Once Roz gets home from their walk, she calls Tony on her cell. “What are we going to do?” she asks.

“About Zenia?” says Tony.

“About Billy. The man’s a psychopath. He murdered those chickens!”

“Chicken-murdering is a public service,” says Tony. “Somebody’s got to do it or we’d be six feet deep in hens.”

“Tony. Be serious.”

“What can we do?” says Tony. “She’s not underage, we’re not her mother. She’s already getting that moony woo-woo look.”

“Maybe I’ll hire a detective. See what kind of record Billy’s got. Before he buries her in the garden.”

“That house hasn’t got a garden,” says Tony. “Only a patio. He’ll have to use the cellar. Stake out the hardware store, see if he buys any pickaxes.”

“Charis is our friend!” says Roz. “Don’t make jokes about this!”

“I know,” says Tony. “I’m sorry. I only make jokes when I don’t know what to do.”

“I don’t know what to do either,” says Roz.

“Pray to Ouida,” says Tony. “She’s our last line of defence.”



Their regular walks are on Saturdays, but this is a crisis, so Roz fixes lunch for Wednesday.

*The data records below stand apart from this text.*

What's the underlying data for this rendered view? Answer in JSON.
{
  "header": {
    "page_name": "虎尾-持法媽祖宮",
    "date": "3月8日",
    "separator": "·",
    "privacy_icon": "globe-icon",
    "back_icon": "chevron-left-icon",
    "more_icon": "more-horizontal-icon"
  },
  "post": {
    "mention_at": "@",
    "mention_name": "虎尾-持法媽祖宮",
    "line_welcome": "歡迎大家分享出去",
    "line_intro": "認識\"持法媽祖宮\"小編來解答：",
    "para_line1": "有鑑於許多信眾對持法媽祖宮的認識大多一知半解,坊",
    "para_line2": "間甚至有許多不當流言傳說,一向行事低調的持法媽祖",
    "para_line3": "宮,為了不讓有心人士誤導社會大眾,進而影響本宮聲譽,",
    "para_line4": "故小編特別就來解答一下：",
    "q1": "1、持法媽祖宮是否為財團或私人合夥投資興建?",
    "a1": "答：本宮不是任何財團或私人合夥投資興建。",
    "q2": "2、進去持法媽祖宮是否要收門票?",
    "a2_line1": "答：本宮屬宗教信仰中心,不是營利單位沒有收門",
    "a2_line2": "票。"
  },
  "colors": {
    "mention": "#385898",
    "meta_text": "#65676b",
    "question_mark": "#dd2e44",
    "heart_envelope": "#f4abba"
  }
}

The three of them used to eat at the Toxique, back in the days of Zenia. Queen Street West was edgier then: more green hair, more black leather, more comic book stores. Now the midscale clothing chains have moved in, though there are still some residual tattoo joints and button shops, and the Condom Shack is soldiering on. The Toxique is long gone, however. Roz settles for the Queen Mother Café. A little elderly and battered, but comfy, like the three of them.

Or like the three of them used to be. Today, however, Charis is ill at ease. She fiddles with her vegetarian pad Thai and keeps looking out the window, where Ouida is impatiently waiting, roped to a bicycle stand.

“When’s the next vampire night?” says Roz. She’s just come from the dentist and is having trouble eating because of the freezing. Her teeth are going the way of her high-heeled shoes, and for the same reasons: crumbling and pain. And the expense! It’s like shovelling money into her open mouth. On the bright side, dentistry is far more pleasant than it used to be. Instead of writhing and sweating, Roz puts on dark glasses and earphones and listens to New Age dingle music, borne away on a wave of sedatives and analgesics.